The method 444, at 446, includes analyzing a plurality of configuration settings associated with an OTP fuse bit array, the OTP fuse bit array including a plurality of OTP fuse bits and controlling access to an application-specific integrated circuit (ASIC) device. At 448, the method 444 includes detecting an inconsistency in the configuration settings of the plurality of OTP fuse bits of the OTP fuse bit array during analysis. For instance, the inconsistency can be detected as a security control integrity level associated with the plurality of OTP fuse bits falling below a particular threshold. In such an example, OTP fuse bits may be scattered among different portions of the OTP fuse bit array. The scattered OTP fuse bits maintain a particular threshold security control integrity level. When that integrity level drops (e.g., a security configuration of a bit or bits changes), an inconsistency is detected.

In some instances, detecting the inconsistency can include detecting an attempt to change the configuration of one of the plurality of OTP fuse bits to a different configuration. For example, if OTP fuse bits in a first portion of the OTP fuse bit array have a debug configuration, while OTP fuse bits in a different portion of the OTP fuse bit array a production configuration, an inconsistency may be detected. In some instance, this attempt to change can present as a temporal glitch.

At 450, the method 444 includes placing the plurality of OTP fuse bits in a most secure mode to resist a security threat in response to the detected inconsistency. By placing the plurality of OTP fuse bits in a most secure mode, security threats to the ASIC device and an associated secure processing resource can be reduced. In some examples, the ASIC device can be placed in the most secure mode, and/or communication between the OTP fuse bit array and a secure processing resource of the ASIC device can be restricted.

In some examples, the plurality of configuration settings can be analyzed while running additional OTP array security threat protection. For instance, inconsistencies may be detected while other security threat protection is also being utilized. While OTP fuse bits and an ASIC device are described with respect to FIG. 4, other non-volatile storage bits and/or hardware logic devices may be utilized.

The figures herein follow a numbering convention in which the first digit corresponds to the drawing figure number and the remaining digits identify an element or component in the drawing. For example, reference numeral 00 may refer to element 100 in FIG. 1 and an analogous element may be identified by reference numeral 200 in FIG. 2. Elements shown in the various figures herein can be added, exchanged, and/or eliminated to provide additional examples of the disclosure. In addition, the proportion and the relative scale of the elements provided in the figures are intended to illustrate the examples of the disclosure and should not be taken in a limiting sense.
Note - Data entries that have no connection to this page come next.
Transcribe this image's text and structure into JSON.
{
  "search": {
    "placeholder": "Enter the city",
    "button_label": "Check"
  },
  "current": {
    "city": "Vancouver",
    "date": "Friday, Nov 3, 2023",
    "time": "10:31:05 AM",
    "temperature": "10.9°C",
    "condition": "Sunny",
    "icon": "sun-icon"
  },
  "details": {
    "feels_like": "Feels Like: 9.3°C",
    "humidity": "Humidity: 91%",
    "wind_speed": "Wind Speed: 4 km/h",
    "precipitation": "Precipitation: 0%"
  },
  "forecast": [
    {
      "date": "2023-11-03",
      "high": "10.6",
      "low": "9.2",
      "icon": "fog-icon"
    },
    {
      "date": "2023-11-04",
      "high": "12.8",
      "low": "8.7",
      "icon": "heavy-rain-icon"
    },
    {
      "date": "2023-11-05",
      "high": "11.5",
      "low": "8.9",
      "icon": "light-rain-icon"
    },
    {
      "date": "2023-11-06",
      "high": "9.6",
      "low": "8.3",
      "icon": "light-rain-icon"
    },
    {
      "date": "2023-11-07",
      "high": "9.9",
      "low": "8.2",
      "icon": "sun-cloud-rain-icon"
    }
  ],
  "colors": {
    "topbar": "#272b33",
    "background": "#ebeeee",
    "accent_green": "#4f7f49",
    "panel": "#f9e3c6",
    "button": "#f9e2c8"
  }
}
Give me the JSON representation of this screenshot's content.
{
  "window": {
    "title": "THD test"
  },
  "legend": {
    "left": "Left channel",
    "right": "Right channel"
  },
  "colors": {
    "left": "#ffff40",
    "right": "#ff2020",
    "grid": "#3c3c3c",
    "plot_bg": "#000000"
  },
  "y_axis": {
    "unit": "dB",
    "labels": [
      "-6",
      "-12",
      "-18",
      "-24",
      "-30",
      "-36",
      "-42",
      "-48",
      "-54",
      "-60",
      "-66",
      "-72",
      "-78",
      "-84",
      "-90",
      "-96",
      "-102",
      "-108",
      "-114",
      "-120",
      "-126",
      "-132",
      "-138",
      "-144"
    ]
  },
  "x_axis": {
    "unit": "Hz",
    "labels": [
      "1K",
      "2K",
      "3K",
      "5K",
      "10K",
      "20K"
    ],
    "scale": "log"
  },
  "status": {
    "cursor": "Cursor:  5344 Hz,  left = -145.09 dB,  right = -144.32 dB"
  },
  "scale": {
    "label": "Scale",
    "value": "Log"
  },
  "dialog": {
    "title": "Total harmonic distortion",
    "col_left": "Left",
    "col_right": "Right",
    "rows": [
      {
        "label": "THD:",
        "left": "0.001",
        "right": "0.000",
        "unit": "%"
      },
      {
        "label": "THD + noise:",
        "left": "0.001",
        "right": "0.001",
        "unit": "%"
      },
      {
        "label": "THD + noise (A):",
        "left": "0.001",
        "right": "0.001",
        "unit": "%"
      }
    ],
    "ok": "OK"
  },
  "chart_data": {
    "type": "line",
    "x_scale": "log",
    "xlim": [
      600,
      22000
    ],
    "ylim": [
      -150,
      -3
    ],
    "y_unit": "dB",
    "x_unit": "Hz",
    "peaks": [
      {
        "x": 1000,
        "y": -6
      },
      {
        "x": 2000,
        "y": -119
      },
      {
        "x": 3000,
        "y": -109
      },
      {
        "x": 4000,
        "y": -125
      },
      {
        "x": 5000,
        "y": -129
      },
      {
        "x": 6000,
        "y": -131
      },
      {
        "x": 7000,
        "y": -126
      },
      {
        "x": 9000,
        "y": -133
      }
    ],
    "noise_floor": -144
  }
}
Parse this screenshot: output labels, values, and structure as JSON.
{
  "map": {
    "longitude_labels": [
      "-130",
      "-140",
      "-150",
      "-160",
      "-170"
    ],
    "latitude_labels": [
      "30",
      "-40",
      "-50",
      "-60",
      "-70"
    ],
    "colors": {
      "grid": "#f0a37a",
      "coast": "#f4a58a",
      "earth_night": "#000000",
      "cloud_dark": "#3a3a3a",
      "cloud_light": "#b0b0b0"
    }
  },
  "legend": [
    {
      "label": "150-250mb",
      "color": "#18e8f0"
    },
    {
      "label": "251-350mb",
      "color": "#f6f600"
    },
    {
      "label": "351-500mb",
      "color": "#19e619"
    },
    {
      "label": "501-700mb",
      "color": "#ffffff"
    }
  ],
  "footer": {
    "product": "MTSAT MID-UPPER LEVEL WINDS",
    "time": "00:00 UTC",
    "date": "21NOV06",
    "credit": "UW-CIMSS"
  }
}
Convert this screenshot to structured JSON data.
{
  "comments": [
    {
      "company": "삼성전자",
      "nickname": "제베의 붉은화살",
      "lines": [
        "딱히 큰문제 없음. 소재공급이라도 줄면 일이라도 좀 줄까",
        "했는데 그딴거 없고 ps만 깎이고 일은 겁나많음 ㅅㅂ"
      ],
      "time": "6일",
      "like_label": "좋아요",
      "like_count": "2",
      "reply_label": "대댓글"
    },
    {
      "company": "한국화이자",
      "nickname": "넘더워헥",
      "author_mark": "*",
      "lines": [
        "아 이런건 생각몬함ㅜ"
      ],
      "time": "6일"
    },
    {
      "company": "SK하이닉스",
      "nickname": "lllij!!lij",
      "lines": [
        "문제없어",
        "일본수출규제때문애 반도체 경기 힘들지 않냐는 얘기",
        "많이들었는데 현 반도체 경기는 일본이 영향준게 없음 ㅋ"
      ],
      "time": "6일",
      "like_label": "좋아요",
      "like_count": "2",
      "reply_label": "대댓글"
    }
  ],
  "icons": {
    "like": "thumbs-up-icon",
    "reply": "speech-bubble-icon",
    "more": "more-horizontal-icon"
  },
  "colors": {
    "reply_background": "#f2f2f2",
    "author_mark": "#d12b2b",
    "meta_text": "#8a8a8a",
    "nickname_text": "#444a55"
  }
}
It can be understood that when an element is referred to as being “on,” “connected to”, “coupled to”, or “coupled with” another element, it can be directly on, connected, or coupled with the other element or intervening elements may be present. In contrast, when an object is “directly coupled to” or “directly coupled with” another element it is understood that are no intervening elements (adhesives, screws, other elements) etc.

The above specification, examples, and data provide a description of the system and method of the disclosure. Since many examples can be made without departing from the spirit and scope of the system and method of the disclosure, this specification merely sets forth some of the many possible example configurations and implementations.

Claims

1. An apparatus, comprising:

a memory resource; and

hardware logic to: analyze a plurality of configuration settings associated with a non-volatile storage bit array controlling access to a hardware logic device; and in response to detecting an inconsistency in the configuration settings during analysis, place the hardware logic device in a most secure mode to resist a security threat.

2. The apparatus of claim 1, further comprising the hardware logic to scatter portions of bits of the non-volatile storage bit array in different locations of the array.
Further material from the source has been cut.